Join Jason Yim for an in-depth discussion in this video Wireframing projects, part of Creative Inspirations: Trigger, Interactive Design Studio.
(Music playing) (Multiple gun shots) (Suspenseful music playing) Jason Yim: We would sketch something super simple, like this, for a sequence and then that's actually sent to our artist in China.
It will come back quite finished, and each step being approved by the client, of course. I think Spidey is a great example of kind of a comprehensive web campaign that we've done. As a team, we've worked on Spidey 1, Spidey 2 and then as Trigger, Spidey 3. This is an example of the original concept that went to Sam Raimi and to the executives of Sony, just to pitch the concept.
Then, from there, we would actually do something a little bit more detailed. So these are production wireframes that show how the site will actually function.

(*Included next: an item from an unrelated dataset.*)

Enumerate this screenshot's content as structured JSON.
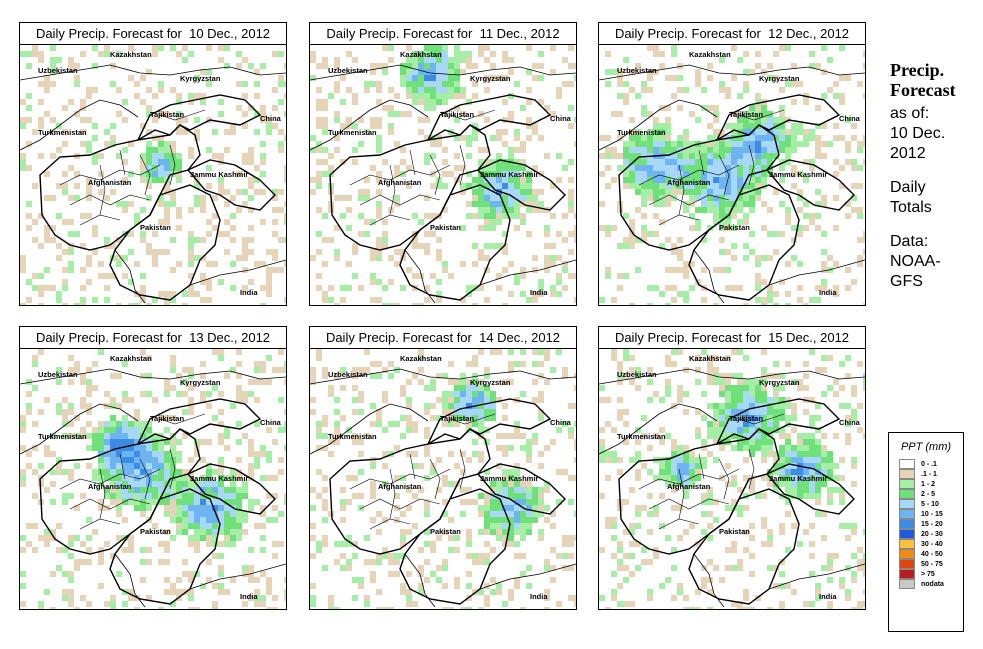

Anthony Palacios: So, this isn't exactly a 100% accurate representation of what the site is going to look like, but it at least gives the client a sense of where things are going to be in space and in relation to one another. Jason Yim: Then, from there, we'd actually get to kind of these comps that are then shown to the client for final approval before we build everything out.
Then we go ahead and animate everything in After Effects and Flash and stuff. Then, from there, we go on to a full site. (Music playing) Anthony Palacios: One of the great things about working with Sony is that there is a lot of collaboration, just concepting different ideas of how the information flow is going to break down on the site.
So, to kind of make things a little bit easier and kind of get everyone's head wrapped around that concept, we at Trigger, here, decided that it would just make most sense to kind of lay that out in a visual sense, so that we can actually show the client and the film makers what that thought process was, rather than just writing it up in a long doc. Jason Yim: So, again, I think, the importance of the wireframing is that everything is architected. It's thought all the way through, even before we start building a single piece or putting pixels onto the graphics.
For instance, on Wolverine, we started designing and building the game as they were shooting principle photography, so we had to look at a little bit of the opening sequence that showed Wolverine fighting through different battles over time, and that's what we based the game on. From a couple of screen grabs and our own research, we'd start creating these 3D models. At the same time, a different team would be designing the actual user interface for the actual game screens and the 3D work would also continue with sketches of the game map and stuff.
So, you can see that these are quite large. We'll start off like a pencil sketch like this, done mostly by our Shanghai team. They'll start to get more and more detailed and then, finally, they'll actually create it in full 3D with painted assets and stuff. There is quite a lot of work that goes into the game. Every animation from how the characters are fighting and stuff is also storyboarded, sketched out, and shown to the client for approval. The same amount detail goes into an iPhone game, very simple wireframes that show how each of the screens will work.
Then once all this is approved, we'd actually move to design comps that show every single screen. Then, that would actually end up with the actual game, after a lot of programming. Anthony Palacios: A lot of magic. Jason Yim: Yes, and it's all working. It's taking GPS, your starting location, mapping out how to get to Tibet. It's had 500,000 downloads so far.